I just finished a great little book. Michael Lewis’s (The Blind Side, The Big Short) is “Boomerang.”
I think like many people, I only partially understand the reasons the economy has gone down the toilet over the past three years. While I get the general idea behind the housing boom, loose credit and CDO’s, I still have trouble getting my mind around them. Lewis did a great job in “The Big Short” of telling the stories of some investors who anticipated the big bust of 2007-08 and profited greatly from their insight.
In “Boomerang,” he takes a look at several countries and examines how they reacted to having massive amounts of free credit in the early 2000s. He looks at:
- Iceland, where everyone wanted to become an investment banker, whether they knew anything about investment banking or not.
- Greece, where the government created a massive entitlement state on borrowed money and with a population that doesn’t want to pay their taxes.
- Ireland, where the Irish took the free money and created their own housing bubble.
- And Germany, where the bankers pretty-much financed most of the other countries.
He finishes up in California – another economy with a population that wants massive government services without having to pay taxes to pay for them.
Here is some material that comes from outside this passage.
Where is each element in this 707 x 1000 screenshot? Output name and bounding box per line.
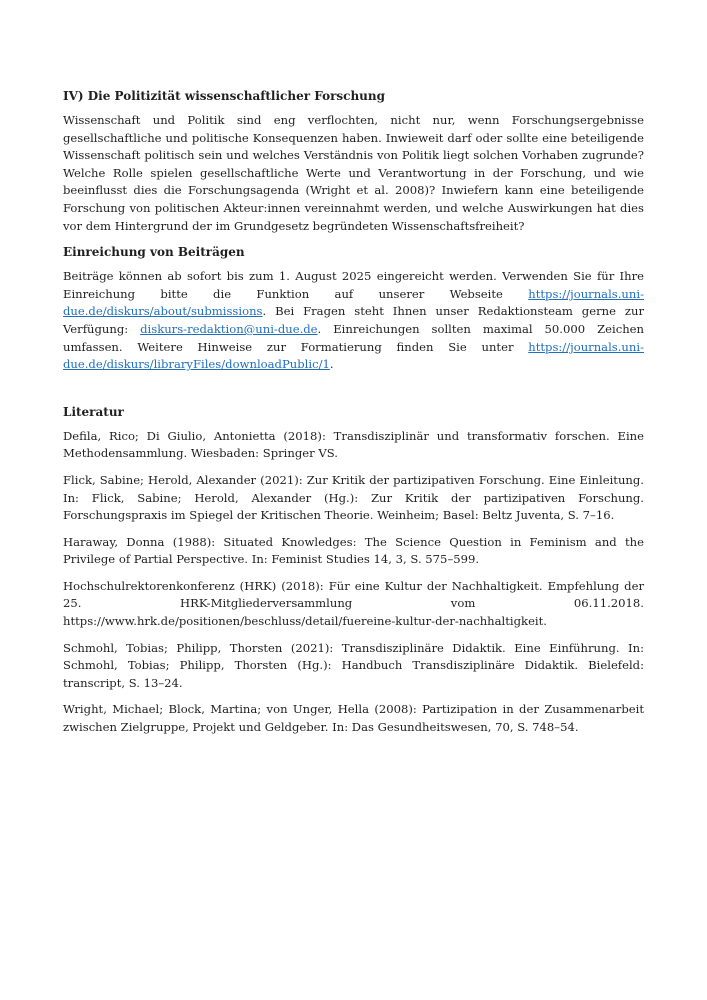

The best part of the book is Lewis’s writing style. While “The Big Short” and “The Blind Side” were both serious, straight-to-the-point narrations, “Boomerang” is tongue-in-cheek to the point of being almost whimsical. He pokes some serious fun at the cultural tendencies of the people in all those countries. In every chapter, I found myself chuckling over his observations and analysis. I’m not sure anyone in the subject-countries would appreciate his sense of humor, but I sure did.
“Boomerang” is fairly short, and you don’t need an MBA to understand it. If you are curious about what is happening right now in places like Greece and Italy, Lewis has some answers…and a few laughs too.